Max von Sydow - E olhei para cima e vi um pálido sueco…

É uma das imagens mais marcantes do Cinema como Arte e como expressão das inquietações do ser humano: um cavaleiro medieval, deitado na praia, cansado, contempla a sardónica Morte por sobre um tabuleiro de xadrez. Defronte das agitadas águas do mar, um confronto desenvolve-se; e o cavaleiro, com uma expressão enigmática, uma curiosidade mórbida mas uma ansiedade estilhaçante, observa-a, fugindo, questionando o que existe nela que o atrai tanto. Max von Sydow ficará para sempre com essa herança, o actor que jogou contra a morte, novamente um ícone vindo do frio da Suécia, captado por um Bergman que abre um “Sétimo Selo”. Quando a sua carreira se tornar internacional, outra imagem ficará com o espectador: alto, sombreado, impossível de conhecer no escuro de uma noite que só é quebrada pela luz laminar de um candeeiro, alguém contempla uma casa, as sua sluzes catrapiscando pela janela, convocado por um chamamento milenar, carregando uma pequena mala como se fosse um médico. Ver essa imagem é escutar “Tubular Bells” e sabermos de imediato que aquele homem não é um médico, mas o “Exorcista” que dá título ao famoso filme de William Friedkin. 

Entre Friedkin e Bergman vai a distância de um “Shoah “ de Claude Lanzmann; mas diz muito da versatilidade e até disponibilidade de Sydow que se tenha encaixado em ambos os mundos sem destoar. Sydow é tão capaz de encarnar uma virtude inquestiovável, o que acontece várias fazes na obra do genial sueco com quem trabalhou várias vezes – mas também vilões, como aconteceu nalguns dos filmes que fez nos EUA, como em “Three days of the condor”, “Flash Gordon” ou “Minority report”, vilões que são tão díspares como os papéis de herói que lhe atribuíram. Os atributos de von Sydow como actor residiam obviamente na fisicalidade com que nasceu, com a sua altura e movimentos matematicamente precisos a envergar o histrionismo e a frieza estóica com igual competência. Mas os olhos de von Sydow, quando necessário, pareciam mais profundos do que o oceano escandinavo, como se o verdadeiro drama dos filmes que protagoniza ou nos quais surge apenas como um secundário de luxo se escondesse ali. Fossem os tubarões da maldade ou um cardume de doçura que vai derretendo e revla um bom coração, é sempre através dos olhos que ele comunica. Os seus colse-ups contêm mais intensidade do que algumas cenas de tensão em filmes posteriores onde entrou e os seus melhores trabalhos serão sempre com realizadores que confiam plenamente na sua face para entregar tudo aquilo que só com muita sorte uma câmara consegue captar. 
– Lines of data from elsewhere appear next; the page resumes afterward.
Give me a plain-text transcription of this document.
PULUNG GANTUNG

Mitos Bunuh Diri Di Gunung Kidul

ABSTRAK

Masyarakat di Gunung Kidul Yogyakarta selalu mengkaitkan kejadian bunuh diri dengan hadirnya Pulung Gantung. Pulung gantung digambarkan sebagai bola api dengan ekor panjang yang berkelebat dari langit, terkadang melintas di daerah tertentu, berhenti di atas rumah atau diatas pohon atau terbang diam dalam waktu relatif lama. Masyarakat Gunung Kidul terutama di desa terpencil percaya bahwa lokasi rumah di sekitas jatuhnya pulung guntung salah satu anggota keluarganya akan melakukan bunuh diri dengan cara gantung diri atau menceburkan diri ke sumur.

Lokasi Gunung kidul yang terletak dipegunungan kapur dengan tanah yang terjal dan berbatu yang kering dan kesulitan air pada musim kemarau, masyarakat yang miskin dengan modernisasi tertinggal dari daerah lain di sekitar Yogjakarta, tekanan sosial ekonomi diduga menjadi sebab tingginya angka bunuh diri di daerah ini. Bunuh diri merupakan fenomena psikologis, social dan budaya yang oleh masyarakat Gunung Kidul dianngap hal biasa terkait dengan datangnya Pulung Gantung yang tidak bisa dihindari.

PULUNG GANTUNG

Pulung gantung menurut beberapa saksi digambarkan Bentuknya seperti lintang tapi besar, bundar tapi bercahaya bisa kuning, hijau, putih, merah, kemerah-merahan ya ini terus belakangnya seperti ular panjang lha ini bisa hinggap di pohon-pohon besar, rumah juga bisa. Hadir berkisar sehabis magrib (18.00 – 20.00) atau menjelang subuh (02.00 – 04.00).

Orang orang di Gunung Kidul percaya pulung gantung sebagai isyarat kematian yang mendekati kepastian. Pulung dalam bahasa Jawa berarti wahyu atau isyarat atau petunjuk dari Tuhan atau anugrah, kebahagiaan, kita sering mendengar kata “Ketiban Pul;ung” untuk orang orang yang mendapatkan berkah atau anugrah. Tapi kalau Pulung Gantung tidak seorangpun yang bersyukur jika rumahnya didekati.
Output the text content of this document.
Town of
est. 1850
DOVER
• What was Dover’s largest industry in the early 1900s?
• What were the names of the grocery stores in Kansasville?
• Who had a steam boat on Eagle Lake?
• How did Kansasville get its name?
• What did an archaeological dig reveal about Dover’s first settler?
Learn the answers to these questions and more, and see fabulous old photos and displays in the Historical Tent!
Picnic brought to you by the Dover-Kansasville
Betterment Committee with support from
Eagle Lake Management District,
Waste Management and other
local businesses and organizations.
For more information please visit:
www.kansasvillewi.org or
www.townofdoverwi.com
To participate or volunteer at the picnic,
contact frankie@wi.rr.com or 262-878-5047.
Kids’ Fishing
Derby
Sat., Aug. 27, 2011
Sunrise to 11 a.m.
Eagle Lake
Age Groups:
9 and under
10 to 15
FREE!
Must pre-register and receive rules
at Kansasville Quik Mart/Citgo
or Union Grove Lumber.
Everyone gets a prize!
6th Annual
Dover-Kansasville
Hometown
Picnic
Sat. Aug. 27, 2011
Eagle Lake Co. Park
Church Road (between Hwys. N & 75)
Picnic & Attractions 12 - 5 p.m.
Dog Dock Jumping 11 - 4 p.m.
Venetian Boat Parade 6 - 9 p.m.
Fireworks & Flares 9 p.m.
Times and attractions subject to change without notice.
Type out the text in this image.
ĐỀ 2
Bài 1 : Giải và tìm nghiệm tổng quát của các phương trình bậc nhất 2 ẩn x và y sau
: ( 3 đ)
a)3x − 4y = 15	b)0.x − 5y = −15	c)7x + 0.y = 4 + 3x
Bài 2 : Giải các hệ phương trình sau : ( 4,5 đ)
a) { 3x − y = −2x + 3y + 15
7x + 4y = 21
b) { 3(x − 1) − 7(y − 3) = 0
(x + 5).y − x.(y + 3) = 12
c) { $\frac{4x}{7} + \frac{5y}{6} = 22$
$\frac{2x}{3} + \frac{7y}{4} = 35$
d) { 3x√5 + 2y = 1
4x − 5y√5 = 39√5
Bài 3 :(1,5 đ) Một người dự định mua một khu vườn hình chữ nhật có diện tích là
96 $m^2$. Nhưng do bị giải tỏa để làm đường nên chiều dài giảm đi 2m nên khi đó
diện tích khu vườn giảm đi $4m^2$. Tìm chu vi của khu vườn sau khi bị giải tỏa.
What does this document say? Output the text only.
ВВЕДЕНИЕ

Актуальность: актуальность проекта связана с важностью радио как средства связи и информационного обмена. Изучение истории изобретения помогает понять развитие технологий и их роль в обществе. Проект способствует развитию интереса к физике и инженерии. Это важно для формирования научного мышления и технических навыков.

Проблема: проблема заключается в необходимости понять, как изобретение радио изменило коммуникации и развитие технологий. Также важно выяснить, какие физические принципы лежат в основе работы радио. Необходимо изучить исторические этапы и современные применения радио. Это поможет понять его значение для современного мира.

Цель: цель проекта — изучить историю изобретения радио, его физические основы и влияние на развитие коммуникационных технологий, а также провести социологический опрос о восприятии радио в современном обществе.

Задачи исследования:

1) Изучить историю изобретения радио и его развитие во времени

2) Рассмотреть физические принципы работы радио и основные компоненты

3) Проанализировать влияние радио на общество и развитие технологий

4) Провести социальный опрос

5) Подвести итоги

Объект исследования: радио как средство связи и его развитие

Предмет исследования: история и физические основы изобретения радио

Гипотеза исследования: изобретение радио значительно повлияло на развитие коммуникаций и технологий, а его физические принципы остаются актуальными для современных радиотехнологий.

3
 É essa habilidade todo o terreno que lhe permitiu receber prémio em Cannes e Veneza ou ser respeitado pela Academia americana; e que lhe deua  oportunidade de trabalhar com nomes como Woody Allen, David Lynch, Martin Scorsese, Rdiley Scott ou até a transitar para as fandims das audiências modernas surguindo em “Game of thrones”. Além do seu excepcional e inegável talento, o que destava von Sydow na História do Cinema é precisamente essa vontade de não se negar, de ser capaz de corresponder em géneros e papeís tão diferentes entre si e sempre sem ter de trair ou quebrar o que fazia de si um enorme actor. Várias vezes classificado até à sua morte como o Melhor Actor vivo, talvez a observação ainda faça sentido: numa entrevista em 2010, quando confrontado com a possibilidade de vida após a morte, contou que Bergman lhe prometera que caso esta existisse o contactaria. Respondendo à pergunta seguinte, confirmou que sim, que fora contactado, mas não elaborou mesmo. Xeque-mate.